L'armée nigériane affirme qu'une ex-captive du lycée de Chibok figure parmi les quelque cent otages libérés jeudi 19 mai à la faveur d'une nouvelle offensive militaire menée dans la forêt de Sambisa, dans l'Etat de Borno. La jeune fille, Serah Luka, dit être originaire de l'Etat voisin de l'Adamawa. Les familles et les responsables d'associations de Chibok disent que la jeune fille ne figure nulle part sur leur liste. Cette information intervient quelques heures après la rencontre entre le président Buhari et Amina Ali, la première lycéenne de Chibok retrouvée mardi dernier.
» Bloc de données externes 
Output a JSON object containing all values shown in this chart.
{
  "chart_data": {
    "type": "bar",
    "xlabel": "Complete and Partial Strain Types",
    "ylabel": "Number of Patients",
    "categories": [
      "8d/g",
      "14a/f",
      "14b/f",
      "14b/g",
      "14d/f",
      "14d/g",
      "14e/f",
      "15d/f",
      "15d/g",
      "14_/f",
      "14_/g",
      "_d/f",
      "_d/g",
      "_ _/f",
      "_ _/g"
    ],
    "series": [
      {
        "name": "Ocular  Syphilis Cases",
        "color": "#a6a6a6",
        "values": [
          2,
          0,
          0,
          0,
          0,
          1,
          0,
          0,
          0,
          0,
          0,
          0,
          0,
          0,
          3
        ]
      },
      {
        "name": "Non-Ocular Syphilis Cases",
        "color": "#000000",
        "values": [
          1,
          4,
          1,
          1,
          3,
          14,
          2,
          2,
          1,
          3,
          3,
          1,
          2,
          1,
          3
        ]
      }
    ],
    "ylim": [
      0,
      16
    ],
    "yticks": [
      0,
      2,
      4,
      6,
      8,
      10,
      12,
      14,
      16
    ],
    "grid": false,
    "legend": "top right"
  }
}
Selon le porte-parole de l'armée nigériane, le colonel Sani Usman, la deuxième otage de Chibok se trouvait parmi 97 femmes et enfants libérés jeudi lors d'une opération conjointe de l'armée et des miliciens à 11h (10h TU) aux alentours de Damboa, dans l'Etat de Borno, dans le nord-est du pays. Le colonel Sani Usman ajoute que parmi ces otages, il y avait une ex-captive de Chibok, qui s'appelle Serah Luka. Il précise même qu’elle est 157ème sur la liste des lycéennes enlevées en avril 2014. 

Mais les responsables de diverses associations de Chibok ont dit à RFI que ce nom n'apparaît pas sur leur liste, ce qui est troublant. Le gouvernorat de Borno s'agace aussi de ne pas avoir été consulté par l'armée, qui maintient sa version pour l'heure. Ces informations sont à prendre avec précaution. L’armée avait en effet donné une mauvaise identité lors de la libération d’Amina Ali, la première ex-otage de Chibok libérée mardi 17 mai. L’armée avait aussi dit que ses troupes l’avaient libéré. La communauté de Chibok soutient-elle que ce sont les comités de vigilance.

«On pense qu'il s'agit de la fille du pasteur Luka », a ajouté le colonel Usman, précisant que la jeune fille recevait des soins médicaux dans une caserne de Biu, dans l'Etat de Borno. La jeune fille, originaire de Madagali, dans l'Etat voisin d'Adamawa, n'avait été scolarisée à Chibok que deux mois avant d'être enlevée, ajoute le texte.

Les familles souhaitent que les autorités laissent les otages libérées en paix pour qu’elles puissent se reconstruire. Amina Ali s’est vu imposer un programme chargé dans les deux premiers jours qui ont suivi sa libération puisqu’elle a subi des interrogatoires avant d’être présentée au gouverneur puis convoyée à Abuja depuis Maiduguri, la capitale de l'Etat de Borno, avec sa mère, Binta, pour rencontrer le président Muhammadu Buhari.

Amina Ali Darsha Nkeki, la première lycéenne de Chibok à avoir échappé aux mains de Boko Haram, présente son enfant au président Buhari. © REUTERS/Afolabi Sotunde

Au terme de la rencontre, M. Buhari a assuré devant les médias que l'Etat paierait les études d'Amina Ali, et que le gouvernement ferait « tout ce qu'il peut pour sauver d'autres jeunes filles de Chibok ». « Le sauvetage d'Amina nous donne de nouveaux espoirs, et nous offre une opportunité unique en termes d'informations vitales », a-t-il poursuivi.

Le 14 avril 2014, Boko Haram avait enlevé 276 jeunes filles d'un lycée de Chibok. Cinquante-sept d'entre elles avaient réussi à s'échapper dans les heures suivant leur rapt par le groupe islamiste.